Focus & Channels
Who's allowed to make sound right now, and what happens when two things want to.
A real assistant deals with constant audio collisions: the user wants to hear the news while a timer fires. A book is playing when a phone call comes in. A song is on when the user asks "what time is it?" Each scenario needs different behavior.
Huxley solves this with focus channels — an arbitration layer borrowed from Amazon's AVS (Alexa Voice Service) design. Every audio source declares which channel it belongs to. Channels have priorities. Higher priority preempts lower. The arbitration is centralized, predictable, and (this matters) unsurprising.
The four channels
| Channel | Priority | Used by |
|---|---|---|
| DIALOG | 100 | The model's voice (highest — never preempted) |
| COMMS | 150 | Live phone calls, intercom (InputClaim) |
| ALERT | 200 | Sirens, urgent announcements (rarely used) |
| CONTENT | 300 | Audiobooks, music, podcasts (AudioStream) |
Lower number = higher priority.
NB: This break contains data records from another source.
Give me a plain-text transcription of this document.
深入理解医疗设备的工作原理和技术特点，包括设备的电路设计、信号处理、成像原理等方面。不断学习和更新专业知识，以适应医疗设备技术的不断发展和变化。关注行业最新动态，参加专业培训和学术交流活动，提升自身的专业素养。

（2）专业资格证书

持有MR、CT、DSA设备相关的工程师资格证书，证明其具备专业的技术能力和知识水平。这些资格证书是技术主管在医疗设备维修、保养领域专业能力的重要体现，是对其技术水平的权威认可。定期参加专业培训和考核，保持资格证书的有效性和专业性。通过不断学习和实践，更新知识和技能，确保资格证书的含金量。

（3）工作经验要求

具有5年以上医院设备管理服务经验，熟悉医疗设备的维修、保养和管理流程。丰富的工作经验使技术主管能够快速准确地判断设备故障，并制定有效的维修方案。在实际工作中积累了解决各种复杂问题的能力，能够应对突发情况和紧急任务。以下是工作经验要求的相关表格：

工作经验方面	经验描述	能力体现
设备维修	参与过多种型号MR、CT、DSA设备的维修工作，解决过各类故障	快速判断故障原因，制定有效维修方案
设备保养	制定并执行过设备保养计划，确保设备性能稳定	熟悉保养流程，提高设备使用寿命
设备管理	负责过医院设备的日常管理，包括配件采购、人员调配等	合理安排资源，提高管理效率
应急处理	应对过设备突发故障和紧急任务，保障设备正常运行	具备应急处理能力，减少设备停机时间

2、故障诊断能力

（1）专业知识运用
DIALOG (100) wins over CONTENT (300). The numbers come from AVS; we kept the convention because focus literature uses it.
What "preempt" means
When a higher-priority channel claims the speaker, the lower-priority claim is told to stop or duck (volume-attenuate). The behavior depends on the claim's content type:
NONMIXABLE(default): the lower-priority claim stops cleanly and the framework saves position so it can resume later. Audiobooks are NONMIXABLE — you don't want a book to play behind a phone call.MIXABLE: the lower-priority claim ducks to a lower volume and continues. Background music is MIXABLE — you can hear the model speak over a soft musical bed.
MIXABLE ducking is not yet implemented. ContentType.MIXABLE is a valid declaration, but the framework currently treats it identically to NONMIXABLE — the stream pauses rather than ducking. Use NONMIXABLE for all content streams until this is implemented. The scaffolding is in place; ducking will arrive in a future release.
Three real scenarios
Scenario 1: A book is playing, a timer fires
The timer fires. The framework requests DIALOG (priority 100). The book on CONTENT (300) is told to pause with a 5-second patience. The book yields, the model speaks the reminder, the model finishes, the framework hands focus back, the book resumes.
The user hears: book audio... reminder... book audio. No glitch, no overlap.
Scenario 2: A book is playing, an incoming call
audiobook (CONTENT 300, NONMIXABLE) ← currently playing
↓
phone call comes in
↓
telegram skill claims COMMS (150) via InputClaim
↓
audiobook gets pause_with_patience
↓
model says "Llamada de María, contestando" on DIALOG (100)
↓
COMMS bridge starts; mic + speaker now belong to phone callAudiobook → paused. Model → speaks the announcement. Phone call → live. When the call ends, DIALOG is briefly used again ("La llamada terminó"), and the book resumes.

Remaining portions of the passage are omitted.